Esto ya se venía comentando desde hace varios meses, pero ahora hay un anuncio oficial: la Sedena no solo va a construir algunos tramos del Tren Maya, sino que lo va a administrar una vez que concluya la obra.

En una entrevista con El Financiero, Rogelio Jiménez Pons, director general del Fondo Nacional de Fomento al Turismo (Fonatur), señaló que “vamos a conceder todos (los tramos) al Ejército” y que “exactamente (las ganancias serán para los militares, no para el erario): ya no dependerían del erario las pensiones y otras cosas.”

Esta idea de convertir al Ejército en actor empresarial es pésima. No tiene una racionalidad económica y su lógica política es francamente peligrosa para el futuro de la democracia en México.

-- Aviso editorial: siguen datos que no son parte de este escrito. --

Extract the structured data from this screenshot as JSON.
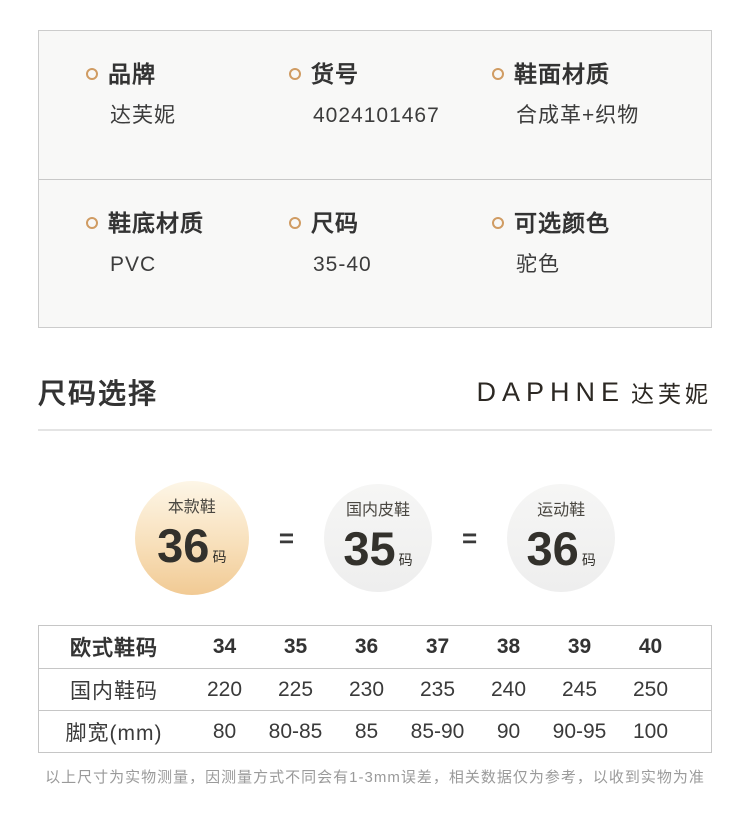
{
  "colors": {
    "accent_ring": "#d09c63",
    "spec_bg": "#f8f8f7",
    "border": "#c6c6c6",
    "divider": "#e4e4e4",
    "text_dark": "#333333",
    "text_gray": "#9a9a9a",
    "highlight_circle_top": "#fdf6e7",
    "highlight_circle_bottom": "#f1ca94",
    "gray_circle": "#f0f0f0"
  },
  "spec_table": {
    "rows": [
      [
        {
          "label": "品牌",
          "value": "达芙妮"
        },
        {
          "label": "货号",
          "value": "4024101467"
        },
        {
          "label": "鞋面材质",
          "value": "合成革+织物"
        }
      ],
      [
        {
          "label": "鞋底材质",
          "value": "PVC"
        },
        {
          "label": "尺码",
          "value": "35-40"
        },
        {
          "label": "可选颜色",
          "value": "驼色"
        }
      ]
    ]
  },
  "size_section": {
    "title": "尺码选择",
    "brand_en": "DAPHNE",
    "brand_cn": "达芙妮",
    "equals": "=",
    "conversion": [
      {
        "label": "本款鞋",
        "size": "36",
        "unit": "码"
      },
      {
        "label": "国内皮鞋",
        "size": "35",
        "unit": "码"
      },
      {
        "label": "运动鞋",
        "size": "36",
        "unit": "码"
      }
    ]
  },
  "chart_data": {
    "type": "table",
    "title": "尺码选择",
    "columns": [
      "欧式鞋码",
      "34",
      "35",
      "36",
      "37",
      "38",
      "39",
      "40"
    ],
    "rows": [
      [
        "国内鞋码",
        "220",
        "225",
        "230",
        "235",
        "240",
        "245",
        "250"
      ],
      [
        "脚宽(mm)",
        "80",
        "80-85",
        "85",
        "85-90",
        "90",
        "90-95",
        "100"
      ]
    ]
  },
  "size_table": {
    "rows": [
      {
        "label": "欧式鞋码",
        "values": [
          "34",
          "35",
          "36",
          "37",
          "38",
          "39",
          "40"
        ]
      },
      {
        "label": "国内鞋码",
        "values": [
          "220",
          "225",
          "230",
          "235",
          "240",
          "245",
          "250"
        ]
      },
      {
        "label": "脚宽(mm)",
        "values": [
          "80",
          "80-85",
          "85",
          "85-90",
          "90",
          "90-95",
          "100"
        ]
      }
    ]
  },
  "footer_note": "以上尺寸为实物测量，因测量方式不同会有1-3mm误差，相关数据仅为参考，以收到实物为准"
}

Ya he hablado de este tema en otras ocasiones, pero vale la pena reiterar los argumentos:

De acuerdo a lo señalado por Jiménez Pons (y antes por el propio presidente López Obrador), las utilidades del Tren Maya irían directamente a la Sedena y se destinarían a financiar las pensiones y jubilaciones del personal militar. Hay, por supuesto, un pequeño problema: ¿qué pasa si no hay utilidades? ¿Las pérdidas tendrían que ser cubiertas por los pensionados y jubilados militares? ¿Se descontarían del presupuesto de la Sedena? ¿O más bien se le cargarían al presupuesto general del gobierno federal? Yo apostaría por lo último. En esa circunstancia, no habría muchos incentivos para la eficiencia en la empresa ferroviaria, la cual se volvería adicta a los subsidios.

Si se vuelve permanente y extensa la actividad empresarial de las Fuerzas Armadas, crecerán sus vínculos con actores económicos. Como administradores de un tren turístico, entrarían en contacto con centenares o miles de contratistas, pequeños, medianos y grandes, que hoy no tienen vínculo alguno con la Sedena. Cada una de esas interacciones multiplicaría las posibilidades de corrupción en el Ejército, poniendo en riesgo la integridad y la imagen de las Fuerzas Armadas.

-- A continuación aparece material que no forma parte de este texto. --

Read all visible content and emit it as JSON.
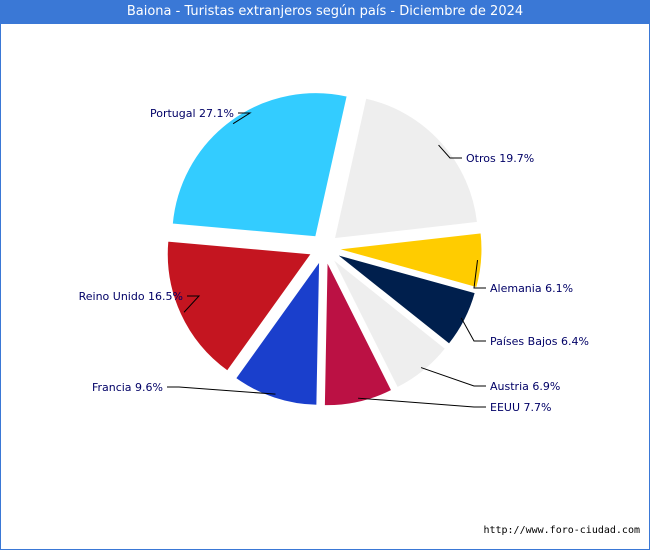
{
  "title": "Baiona - Turistas extranjeros según país - Diciembre de 2024",
  "source_url": "http://www.foro-ciudad.com",
  "chart_data": {
    "type": "pie",
    "title": "Baiona - Turistas extranjeros según país - Diciembre de 2024",
    "slices": [
      {
        "name": "Otros",
        "label": "Otros 19.7%",
        "value": 19.7,
        "color": "#eeeeee"
      },
      {
        "name": "Alemania",
        "label": "Alemania 6.1%",
        "value": 6.1,
        "color": "#ffcc00"
      },
      {
        "name": "Países Bajos",
        "label": "Países Bajos 6.4%",
        "value": 6.4,
        "color": "#001f4d"
      },
      {
        "name": "Austria",
        "label": "Austria 6.9%",
        "value": 6.9,
        "color": "#eeeeee"
      },
      {
        "name": "EEUU",
        "label": "EEUU 7.7%",
        "value": 7.7,
        "color": "#bb1144"
      },
      {
        "name": "Francia",
        "label": "Francia 9.6%",
        "value": 9.6,
        "color": "#1a3fcc"
      },
      {
        "name": "Reino Unido",
        "label": "Reino Unido 16.5%",
        "value": 16.5,
        "color": "#c41520"
      },
      {
        "name": "Portugal",
        "label": "Portugal 27.1%",
        "value": 27.1,
        "color": "#33ccff"
      }
    ]
  }
}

La opacidad presupuestal y administrativa de la Sedena es legendaria. Se puede escudar, más que cualquier otra dependencia (con la excepción de la Semar), en argumentos de seguridad nacional para limitar el acceso a la información pública. Y a esa dependencia se le quiere dar el control de un activo sobre el cual va a haber una exigencia enorme de transparencia.

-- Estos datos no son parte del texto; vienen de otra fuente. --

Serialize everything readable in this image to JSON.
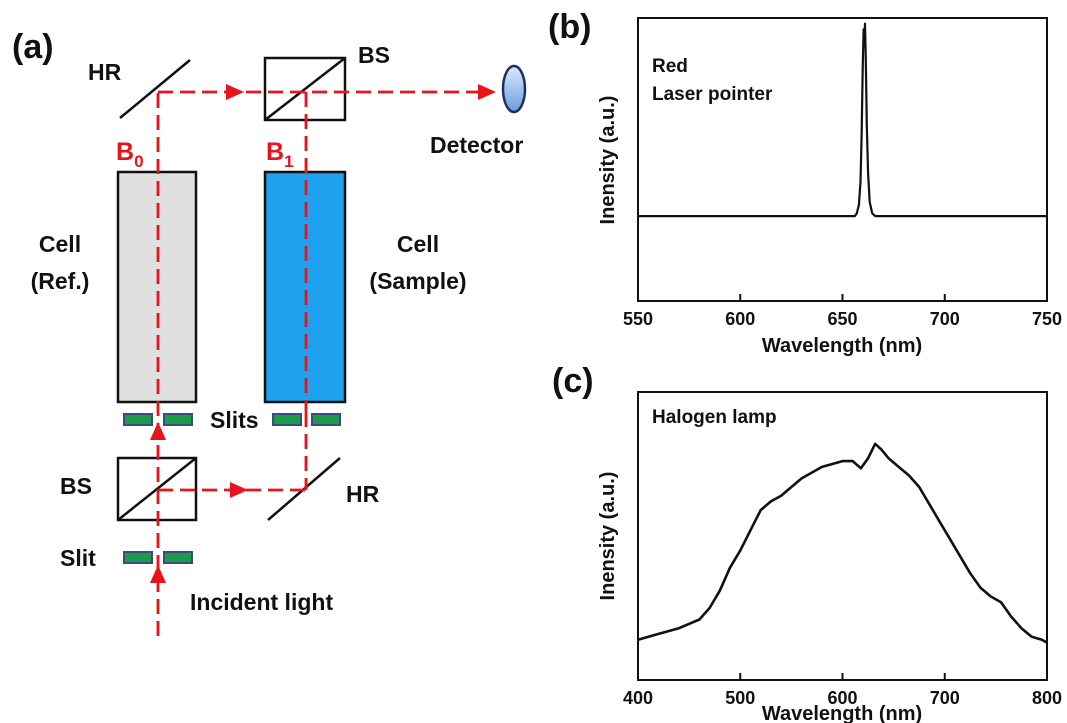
{
  "colors": {
    "beam": "#e8141b",
    "ref_cell": "#e0e0e0",
    "sample_cell": "#1ea2ef",
    "slit": "#1e9b4a",
    "detector": "#8fb6e8",
    "ink": "#111111"
  },
  "diagram": {
    "panel_label": "(a)",
    "labels": {
      "hr_top": "HR",
      "bs_top": "BS",
      "detector": "Detector",
      "beam_ref_main": "B",
      "beam_ref_sub": "0",
      "beam_sample_main": "B",
      "beam_sample_sub": "1",
      "cell_ref_line1": "Cell",
      "cell_ref_line2": "(Ref.)",
      "cell_sample_line1": "Cell",
      "cell_sample_line2": "(Sample)",
      "slits": "Slits",
      "bs_bottom": "BS",
      "hr_bottom": "HR",
      "slit": "Slit",
      "incident": "Incident light"
    }
  },
  "chart_data": [
    {
      "panel": "(b)",
      "type": "line",
      "annotation_line1": "Red",
      "annotation_line2": "Laser pointer",
      "xlabel": "Wavelength (nm)",
      "ylabel": "Inensity (a.u.)",
      "xlim": [
        550,
        750
      ],
      "xticks": [
        550,
        600,
        650,
        700,
        750
      ],
      "ylim": [
        0,
        1
      ],
      "y_ticks_shown": false,
      "grid": false,
      "series": [
        {
          "x": [
            550,
            600,
            650,
            656,
            657,
            658,
            658.8,
            659.4,
            659.9,
            660.3,
            660.6,
            661.0,
            661.4,
            661.9,
            662.5,
            663.3,
            664.5,
            666,
            700,
            750
          ],
          "y": [
            0.3,
            0.3,
            0.3,
            0.3,
            0.31,
            0.34,
            0.42,
            0.6,
            0.82,
            0.96,
            0.9,
            0.98,
            0.85,
            0.62,
            0.45,
            0.35,
            0.31,
            0.3,
            0.3,
            0.3
          ]
        }
      ]
    },
    {
      "panel": "(c)",
      "type": "line",
      "annotation_line1": "Halogen lamp",
      "xlabel": "Wavelength (nm)",
      "ylabel": "Inensity (a.u.)",
      "xlim": [
        400,
        800
      ],
      "xticks": [
        400,
        500,
        600,
        700,
        800
      ],
      "ylim": [
        0,
        1
      ],
      "y_ticks_shown": false,
      "grid": false,
      "series": [
        {
          "x": [
            400,
            420,
            440,
            460,
            470,
            480,
            490,
            500,
            510,
            520,
            530,
            540,
            550,
            560,
            570,
            580,
            590,
            600,
            610,
            618,
            625,
            632,
            638,
            645,
            655,
            665,
            675,
            685,
            695,
            705,
            715,
            725,
            735,
            745,
            755,
            765,
            775,
            785,
            795,
            800
          ],
          "y": [
            0.14,
            0.16,
            0.18,
            0.21,
            0.25,
            0.31,
            0.39,
            0.45,
            0.52,
            0.59,
            0.62,
            0.64,
            0.67,
            0.7,
            0.72,
            0.74,
            0.75,
            0.76,
            0.76,
            0.735,
            0.77,
            0.82,
            0.8,
            0.77,
            0.74,
            0.71,
            0.67,
            0.61,
            0.55,
            0.49,
            0.43,
            0.37,
            0.32,
            0.29,
            0.27,
            0.22,
            0.18,
            0.15,
            0.14,
            0.13
          ]
        }
      ]
    }
  ]
}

Encargar la administración de un megaproyecto como el Tren Maya a la Sedena es la ruta a la politización de las Fuerzas Armadas. De hecho, es el objetivo. Según Jiménez Pons, “que el Ejército se encargue de este negocio, nos garantiza muchas cosas y particularmente que no se privatice”. Esto ya lo había sugerido el presidente López Obrador cuando habló del tema hace algunas semanas: se trata de que “no haya la tentación de privatizar”. Dicho de otro modo, se busca que, si un futuro gobierno decide (por la razón que sea) vender o cerrar el Tren Maya, enfrente la oposición de las Fuerzas Armadas. Es decir, se pretende que el estamento militar se involucre activamente en asuntos de política económica, a la manera de Paquistán o Egipto. Desde la óptica del presidente, es una manera de crear una salvaguarda de largo plazo para lo que considera su legado. En ese sentido, su lógica es impecable. Pero desde la perspectiva del control democrático sobre las Fuerzas Armadas, lo que se está proponiendo es suicida.

En resumidas cuentas, el gobierno quiere meter al Ejército al juego político y volverlo el garante transexenal de su legado, así esa herencia se componga de pérdidas millonarias y devastación ambiental. Es una apuesta peligrosísima.